Republican Gov. Bruce Rauner tried to jump-start a stalled labor dispute Friday, asking the Illinois Supreme Court to allow him to impose his preferred contract terms on the state’s largest public worker union.
Earlier this month, the 4th District Appellate Court in central Illinois prevented Rauner from trying to implement his last, best and final contract offer until after the court has decided an appeal by the American Federation of State, County and Municipal Employees union.
Rauner on Friday asked the state’s highest court to bypass the usual appeal process and take the case on now. In a filing to the Supreme Court, the governor’s lawyers argued that the delay caused by the appeal was costing the state money. They warned that a prolonged legal battle could prevent the Rauner administration from setting up a new health insurance system for state employees — a plan designed to reap savings for the state by passing a greater share of the costs of health insurance onto workers.
Briefs in the appeal in the case aren’t due until June, Rauner’s attorneys said, meaning the case is likely to drag beyond the state’s May 1 deadline to open an enrollment period for state workers’ health insurance.
The union had challenged a ruling by the Illinois Labor Relations Board that found Rauner and the union to be at impasse in their contract talks. That stage in negotiations would allow the governor to press forward with his preferred terms and put the union in the position of having to accept them or go on strike. AFSCME appealed to the court, which temporarily halted implementation of Rauner’s contract. The temporary stop became a permanent one in early March.
Meanwhile, AFSCME announced in February that its members had voted overwhelmingly in favor of going on strike if necessary to resist Rauner’s contract terms. The vote was intended to give the union greater leverage in its battle with Rauner.
Rauner’s lawyers, in their filing to the Supreme Court, alluded to the possibility of a strike as they argued that both sides should be free to use the tools at their disposal to resolve the dispute. Having the issue tied up in court causes a costly delay, they wrote.
“Continuing the current situation in which the parties are precluded from exercising their economic weapons for multiple months while the appeal remains in the Fourth District and then appealed to the Supreme Court is simply not tenable and will only further harm the public,” the filing reads.
The administration asked the high court to lift the stay preventing Rauner from installing his contract terms — particularly the health insurance portion.
“After 67 days of negotiation, the Administration presented AFSCME with a contract that reflects our last, best, and final offer,” Rauner General Counsel Dennis Murashko said in a statement announcing the administration’s request. “This is as far as we can go, and it is time to implement it. Every day we don’t costs our taxpayers more than $2 million, which is why we are asking the Illinois Supreme Court to resolve this case quickly.”

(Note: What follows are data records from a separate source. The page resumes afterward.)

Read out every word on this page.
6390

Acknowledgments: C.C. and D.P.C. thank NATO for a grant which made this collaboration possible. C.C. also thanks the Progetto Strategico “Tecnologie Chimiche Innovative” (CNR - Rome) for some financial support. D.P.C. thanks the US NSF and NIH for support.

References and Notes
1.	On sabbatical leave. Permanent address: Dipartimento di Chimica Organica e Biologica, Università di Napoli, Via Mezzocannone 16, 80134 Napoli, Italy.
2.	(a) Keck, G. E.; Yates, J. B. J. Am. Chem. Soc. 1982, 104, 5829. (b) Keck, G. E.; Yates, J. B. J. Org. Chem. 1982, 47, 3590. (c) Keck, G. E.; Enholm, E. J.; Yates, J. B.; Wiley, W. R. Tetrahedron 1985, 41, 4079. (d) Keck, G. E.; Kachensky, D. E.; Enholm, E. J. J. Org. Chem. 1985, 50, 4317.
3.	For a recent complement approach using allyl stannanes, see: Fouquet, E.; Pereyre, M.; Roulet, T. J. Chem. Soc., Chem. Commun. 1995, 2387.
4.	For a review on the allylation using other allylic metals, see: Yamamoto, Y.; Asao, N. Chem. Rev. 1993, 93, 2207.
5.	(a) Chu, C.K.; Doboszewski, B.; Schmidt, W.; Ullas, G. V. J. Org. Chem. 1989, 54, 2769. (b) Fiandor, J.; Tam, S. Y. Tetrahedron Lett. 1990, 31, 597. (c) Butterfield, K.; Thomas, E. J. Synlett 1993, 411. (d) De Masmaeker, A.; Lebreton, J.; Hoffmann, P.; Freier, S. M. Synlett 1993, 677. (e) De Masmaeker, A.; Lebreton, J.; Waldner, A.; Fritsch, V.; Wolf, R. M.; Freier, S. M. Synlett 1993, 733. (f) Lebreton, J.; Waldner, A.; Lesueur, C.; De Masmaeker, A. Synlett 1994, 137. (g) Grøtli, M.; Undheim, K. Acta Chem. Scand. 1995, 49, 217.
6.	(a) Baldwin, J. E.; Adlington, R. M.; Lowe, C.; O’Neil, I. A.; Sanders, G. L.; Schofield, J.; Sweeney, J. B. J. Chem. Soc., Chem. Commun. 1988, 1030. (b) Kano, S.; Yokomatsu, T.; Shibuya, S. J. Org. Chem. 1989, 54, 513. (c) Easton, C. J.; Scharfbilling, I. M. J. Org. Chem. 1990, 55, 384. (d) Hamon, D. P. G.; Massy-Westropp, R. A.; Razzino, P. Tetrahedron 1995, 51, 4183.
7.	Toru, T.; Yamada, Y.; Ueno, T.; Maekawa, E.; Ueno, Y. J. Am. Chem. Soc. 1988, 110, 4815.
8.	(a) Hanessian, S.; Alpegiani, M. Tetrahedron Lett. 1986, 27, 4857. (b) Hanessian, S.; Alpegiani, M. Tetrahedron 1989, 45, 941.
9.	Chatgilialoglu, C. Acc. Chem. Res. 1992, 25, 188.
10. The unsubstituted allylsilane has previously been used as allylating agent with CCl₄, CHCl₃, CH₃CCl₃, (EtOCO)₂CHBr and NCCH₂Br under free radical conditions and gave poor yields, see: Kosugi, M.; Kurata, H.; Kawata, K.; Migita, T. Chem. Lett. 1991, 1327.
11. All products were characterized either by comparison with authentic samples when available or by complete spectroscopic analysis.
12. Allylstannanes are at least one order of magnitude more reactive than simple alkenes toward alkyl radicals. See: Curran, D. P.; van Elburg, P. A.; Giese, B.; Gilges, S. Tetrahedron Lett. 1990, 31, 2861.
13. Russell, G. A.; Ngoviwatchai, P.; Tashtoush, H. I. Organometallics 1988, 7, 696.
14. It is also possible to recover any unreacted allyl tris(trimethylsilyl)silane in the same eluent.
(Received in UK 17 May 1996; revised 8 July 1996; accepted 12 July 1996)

AFSCME Spokesman Anders Lindall argues that the appeals court has already signaled that there was a likelihood the union would prevail in its legal challenge of the impasse ruling.
“Instead of wasting more time and money in the courts, Governor Rauner should simply do his job and negotiate with our union,” Lindall said. “State workers are willing to do their part, but Bruce Rauner is so blinded by his anti-union animosity that he refuses to compromise.”
Rauner and the union are at odds over worker pay, health care costs and rules governing outsourcing. Rauner wants a wage freeze with bonuses to be paid to employees based on a merit system, while AFSCME originally sought a 2 percent pay raise in the first contract year followed by 3 percent increases for the following years.
On health care, Rauner is seeking to significantly increase the worker-paid share of health care costs. AFSCME wanted to add benefits without increasing the cost to workers. Rauner also wants to delete provisions that would restrict the administration’s ability to subcontract, and he wants overtime pay to kick in after 40 hours have been worked, rather than the current 37.5-hour threshold. AFSCME has objected to both ideas.